Se produjo un momento de pesado silencio, y ella prosiguió.
– Mi manera de proceder en El Cairo no gustó mucho «a los de arriba», por decirlo amablemente. En cuanto llegó a sus oídos el telegrama enviado por un poli egipcio, no tuvieron otra elección: tenían que cubrirme y cubrirse también ellos. Así que decidieron ordenar que al poli egipcio se lo cargara su propio hermano corrupto. Porque no tenían otra elección. Había que seguir preservando el secreto del síndrome E. El resto no eran más que daños colaterales.
Lucie no daba crédito a lo que oía. Las altas instancias y los servicios secretos habían reclutado a una mujer peligrosa, a una asesina dispuesta a cualquier cosa para lograr un avance de la ciencia.

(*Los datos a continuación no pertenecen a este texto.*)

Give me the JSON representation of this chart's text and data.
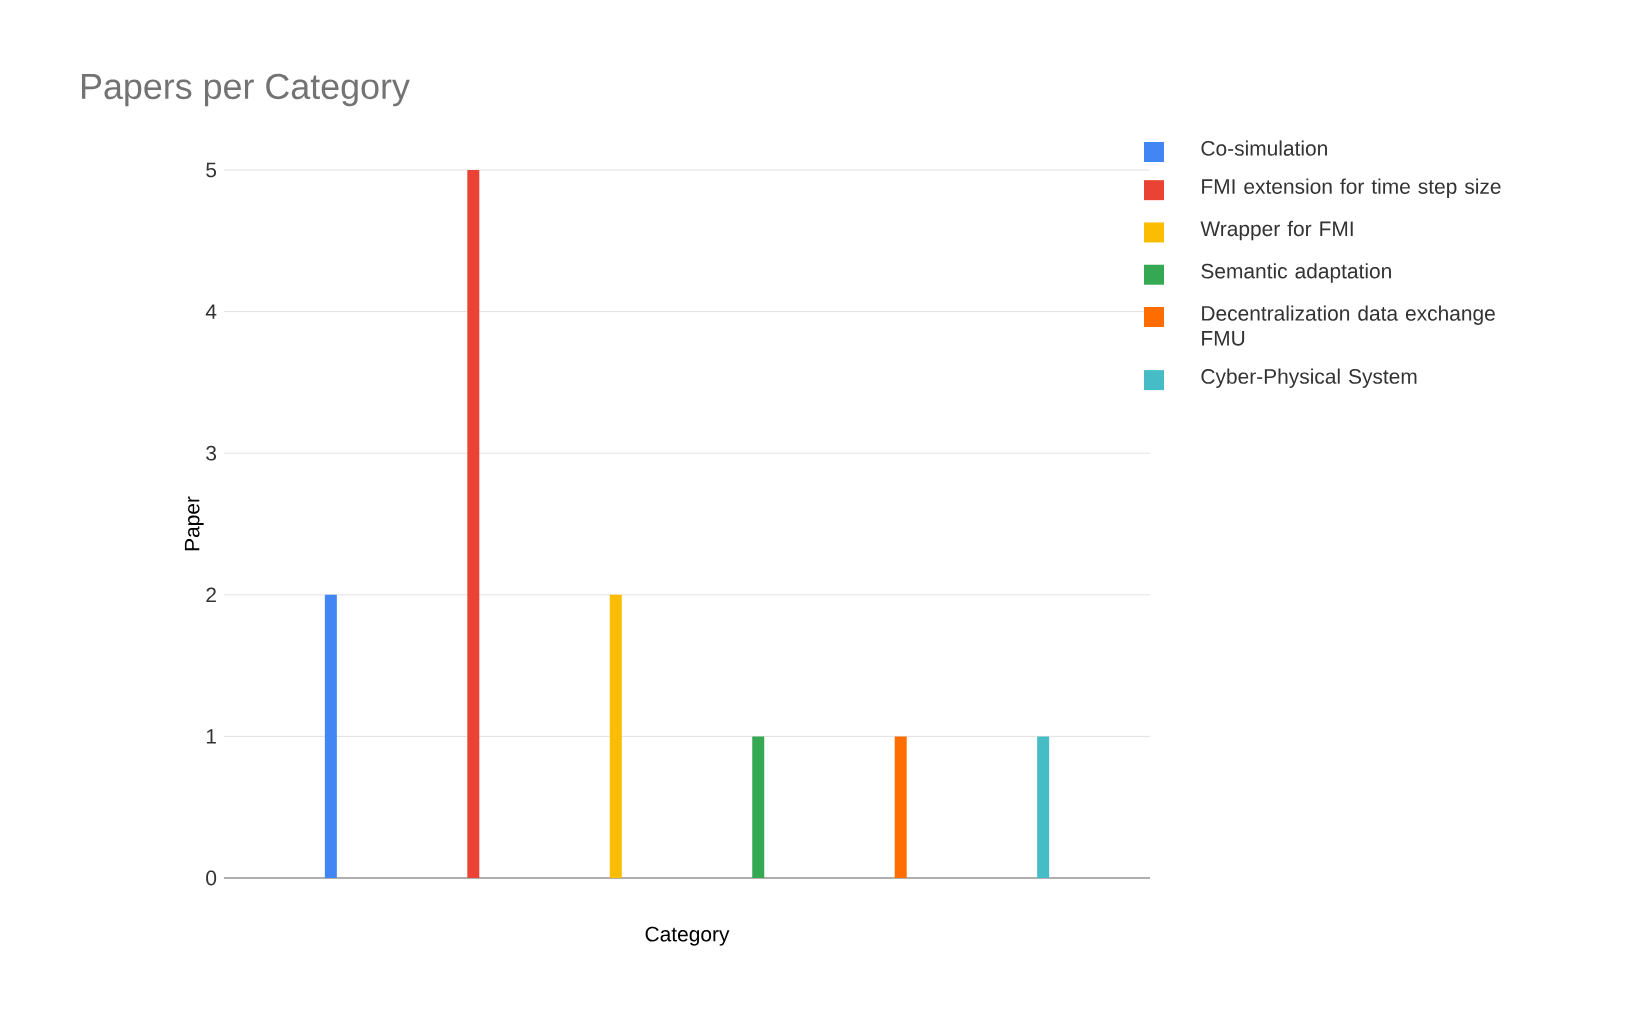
{
  "chart_data": {
    "type": "bar",
    "title": "Papers per Category",
    "xlabel": "Category",
    "ylabel": "Paper",
    "categories": [
      null
    ],
    "series": [
      {
        "name": "Co-simulation",
        "color": "#4285f4",
        "values": [
          2
        ]
      },
      {
        "name": "FMI extension for time step size",
        "color": "#ea4335",
        "values": [
          5
        ]
      },
      {
        "name": "Wrapper for FMI",
        "color": "#fbbc04",
        "values": [
          2
        ]
      },
      {
        "name": "Semantic adaptation",
        "color": "#34a853",
        "values": [
          1
        ]
      },
      {
        "name": "Decentralization data exchange FMU",
        "color": "#ff6d01",
        "values": [
          1
        ]
      },
      {
        "name": "Cyber-Physical System",
        "color": "#46bdc6",
        "values": [
          1
        ]
      }
    ],
    "ylim": [
      0,
      5
    ],
    "yticks": [
      0,
      1,
      2,
      3,
      4,
      5
    ],
    "grid": "y",
    "legend": "right"
  }
}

– Una vez de regreso en Francia, estudié detalladamente aquellos cerebros y constaté que la atrofia de la amígdala estaba presente en las muchachas egipcias. ¿Se dan cuenta? Ahí no era un caso de genocidio. El fenómeno no tenía ningún origen conocido, nació sin explicación plausible y, en algunos casos, era capaz de propagar la violencia, de encasquetarla definitivamente en el cerebro humano. Tenía la prueba concreta, definitiva, de la existencia del síndrome E y de que éste podía afectar a cualquiera. ¡A cualquiera! Ustedes, yo, a cualquier persona. Atravesaba los años, los pueblos y las religiones. Lo verifiqué de nuevo, en julio de aquel año, en Ruanda. Un año fructífero… me atrevería a aventurar. Fui a las fosas comunes, pasé por encima de cadáveres y, de nuevo, abrí cráneos. Pero esta vez los cráneos de los verdugos. Los cráneos de aquellos que habían matado a mujeres y niños con sus machetes. Allí también pude observar la atrofia de la amígdala, casi en todas las ocasiones. Imagínense mi estupefacción. La violencia de uno que se propagaba al cerebro de otro, atrofiándole la amígdala cerebral y volviéndolo violento a su vez. Y así uno tras otro… Un verdadero virus de la violencia. Se trataba de un descubrimiento excepcional, que cuestionaba muchos conceptos fundamentales sobre las causas de las masacres…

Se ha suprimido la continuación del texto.